Rollback. There is no dual-run fallback. If the cutover must be reverted, restore the database from the pre-cutover backup. Validate the full auth flow on a staging copy (Phase 2) before touching production.

ORCHEO_AUTH_JWT_SECRET rotation

ORCHEO_AUTH_JWT_SECRET is the IdP signing key. Rotating it invalidates all outstanding access tokens (they fail signature verification); refresh tokens are stored server-side as hashes and are unaffected, so clients transparently obtain new access tokens on their next /api/auth/refresh.

To rotate:

  1. Generate a new secret, e.g. openssl rand -hex 32.
  2. Set ORCHEO_AUTH_JWT_SECRET to the new value across backend, worker, and beat, then restart them together.
  3. Existing access tokens are rejected immediately; Studio refreshes silently. To force full re-authentication instead, also revoke sessions (operators can clear auth_sessions).

Because HS256 is symmetric, there is no overlap window where both the old and new secret validate — rotate during a low-traffic window, or accept a brief wave of refreshes. Keep the secret only in the secret store; never commit it.
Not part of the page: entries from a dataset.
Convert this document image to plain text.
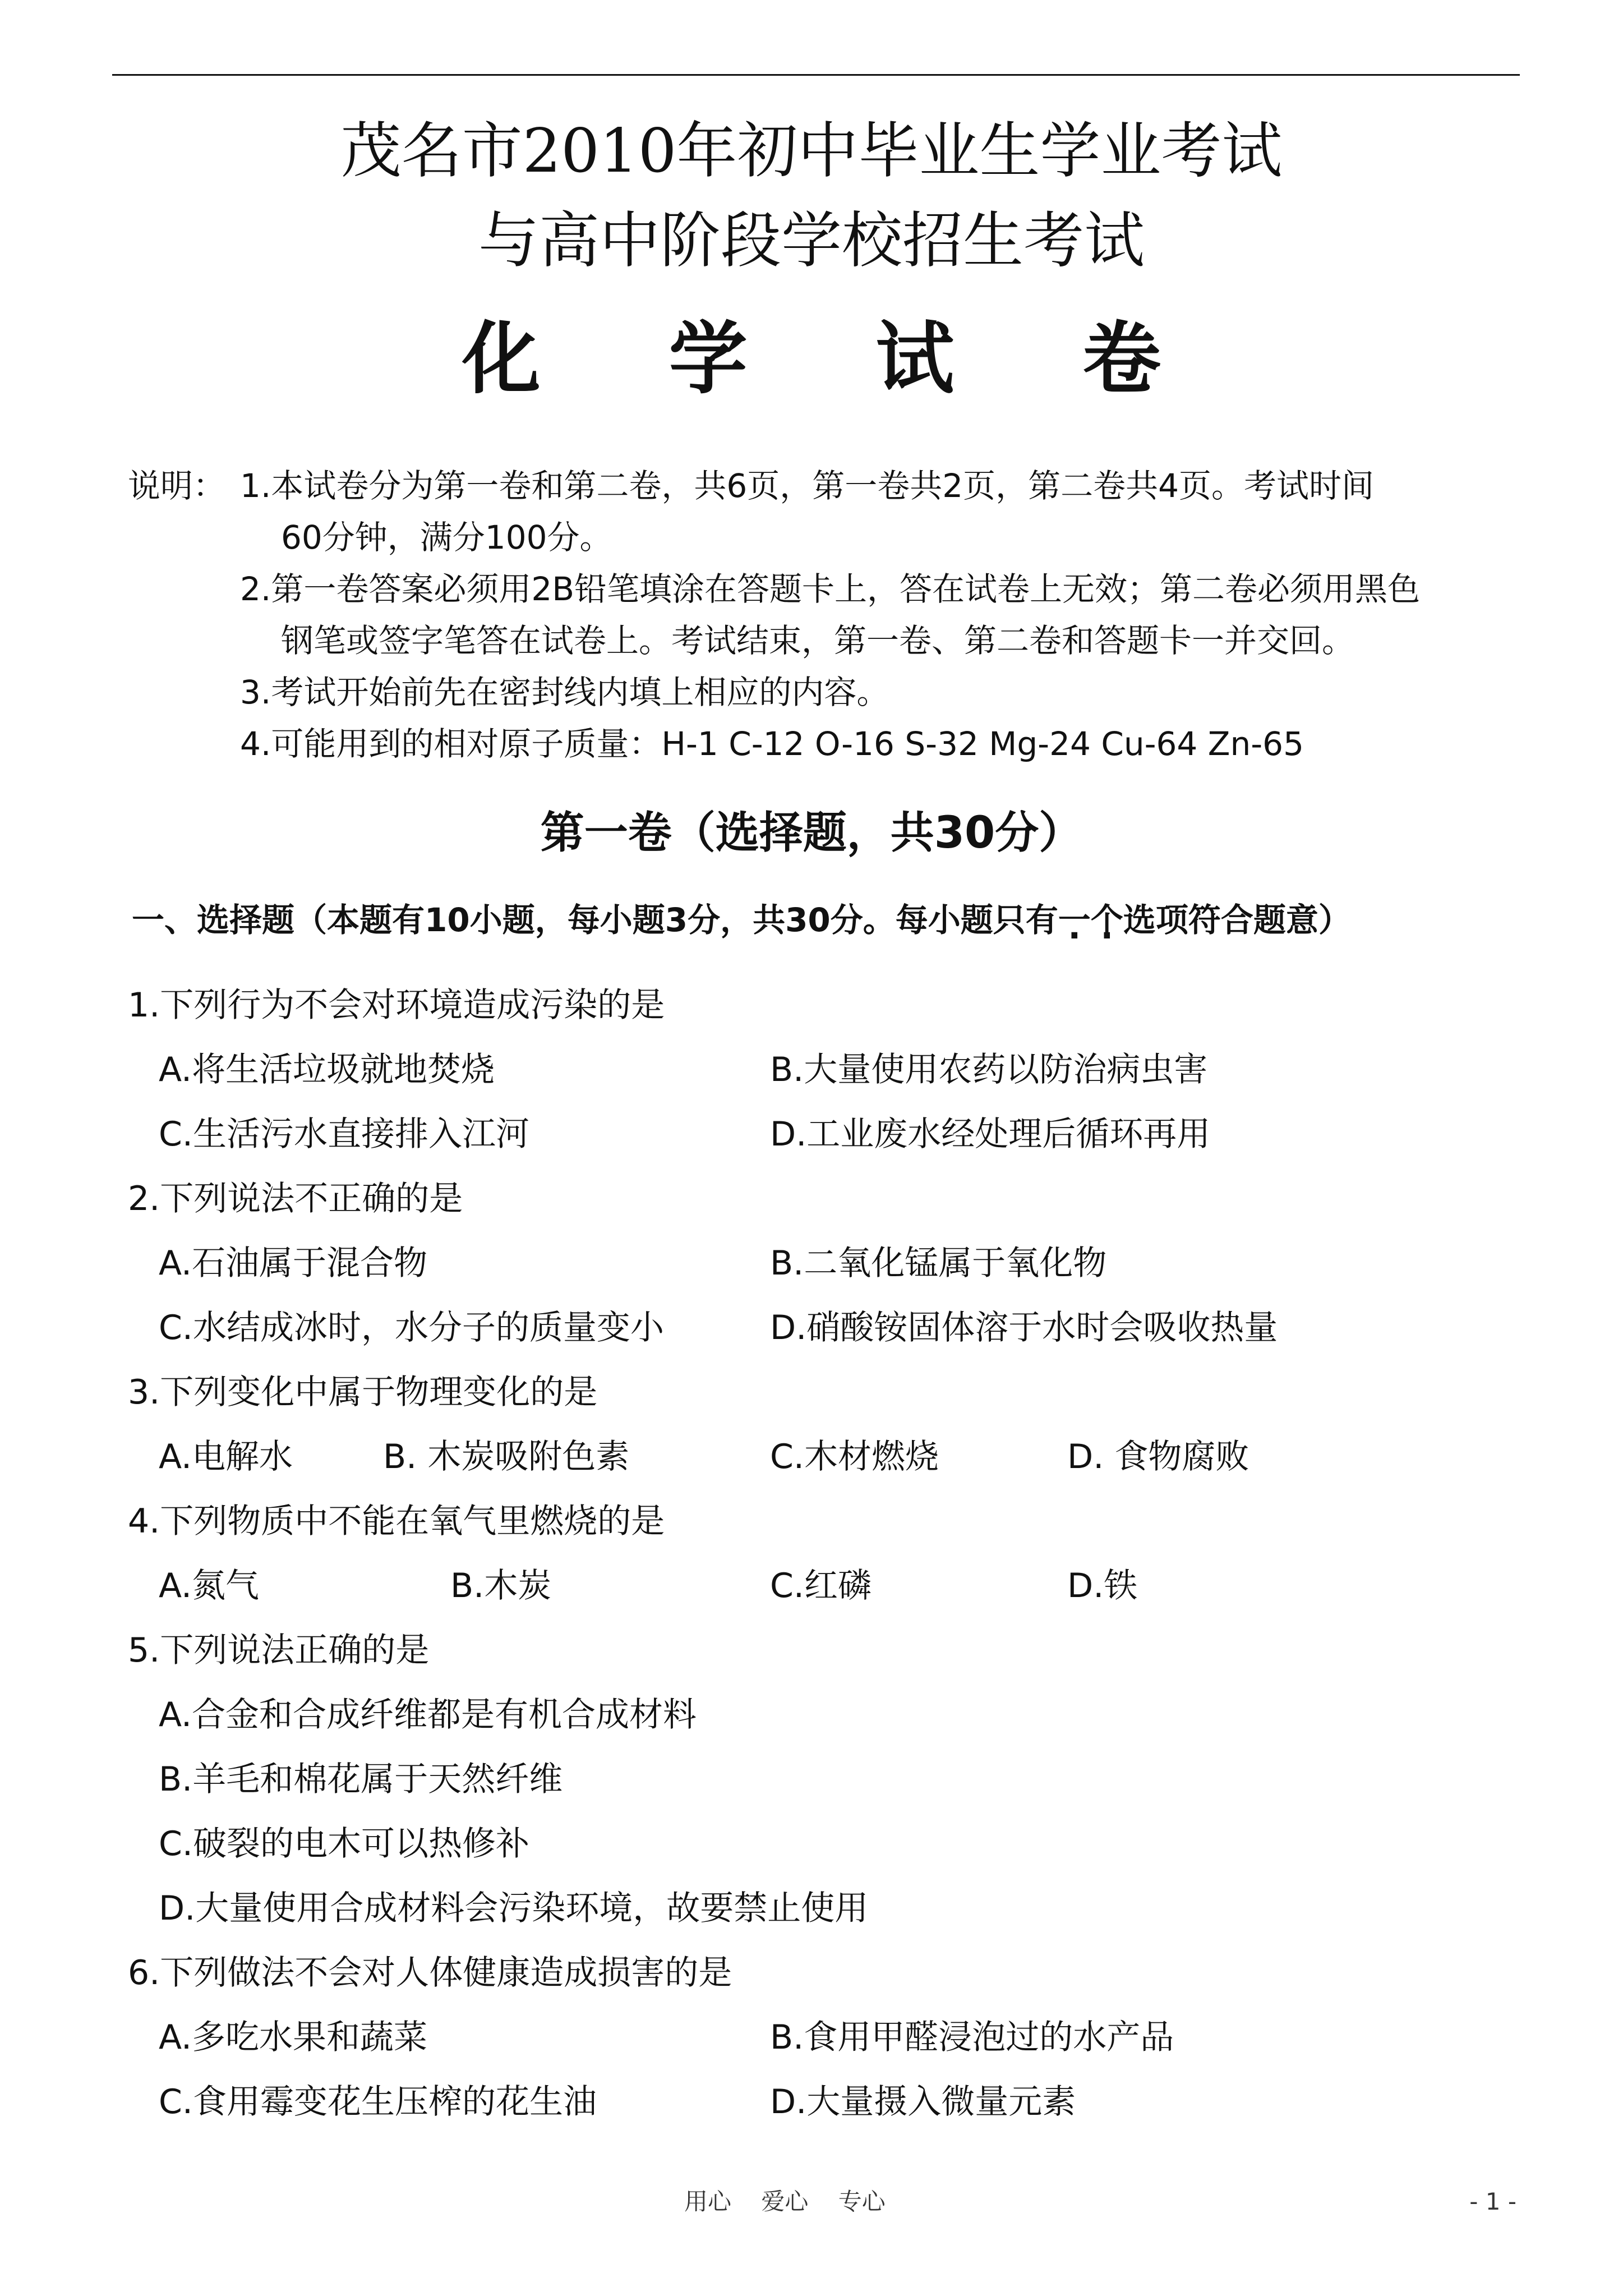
茂名市2010年初中毕业生学业考试
与高中阶段学校招生考试
化 学 试 卷
说明： 1.本试卷分为第一卷和第二卷，共6页，第一卷共2页，第二卷共4页。考试时间
60分钟，满分100分。
2.第一卷答案必须用2B铅笔填涂在答题卡上，答在试卷上无效；第二卷必须用黑色
钢笔或签字笔答在试卷上。考试结束，第一卷、第二卷和答题卡一并交回。
3.考试开始前先在密封线内填上相应的内容。
4.可能用到的相对原子质量：H-1 C-12 O-16 S-32 Mg-24 Cu-64 Zn-65
第一卷（选择题，共30分）
一、选择题（本题有10小题，每小题3分，共30分。每小题只有一个选项符合题意）
1.下列行为不会对环境造成污染的是
A.将生活垃圾就地焚烧	B.大量使用农药以防治病虫害
C.生活污水直接排入江河	D.工业废水经处理后循环再用
2.下列说法不正确的是
A.石油属于混合物	B.二氧化锰属于氧化物
C.水结成冰时，水分子的质量变小	D.硝酸铵固体溶于水时会吸收热量
3.下列变化中属于物理变化的是
A.电解水	B. 木炭吸附色素	C.木材燃烧	D. 食物腐败
4.下列物质中不能在氧气里燃烧的是
A.氮气	B.木炭	C.红磷	D.铁
5.下列说法正确的是
A.合金和合成纤维都是有机合成材料
B.羊毛和棉花属于天然纤维
C.破裂的电木可以热修补
D.大量使用合成材料会污染环境，故要禁止使用
6.下列做法不会对人体健康造成损害的是
A.多吃水果和蔬菜	B.食用甲醛浸泡过的水产品
C.食用霉变花生压榨的花生油	D.大量摄入微量元素
用心 爱心 专心	- 1 -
Future: RS256 / JWKS (optional)

The backend retains a generic, dormant OIDC relying-party layer (authentication/jwks.py, ORCHEO_AUTH_JWKS_URL). If external services ever need to verify Orcheo tokens without sharing the symmetric secret, the identity service can move to RS256 and publish a JWKS document; the backend would then validate via the existing JWKS path instead of ORCHEO_AUTH_JWT_SECRET. This is not required today and is reserved for the future enterprise-SSO initiative, which reuses the same dormant layer for OIDC/SAML federation.

Telemetry

The identity service records events on the shared auth telemetry sink: auth.challenge_sent, auth.signup, auth.login, auth.verify_expired, and auth.email_delivery_failure. Alert on a rising auth.email_delivery_failure rate (deliverability is the passwordless critical path) and on anomalous auth.verify_expired / rate-limit (429) volume.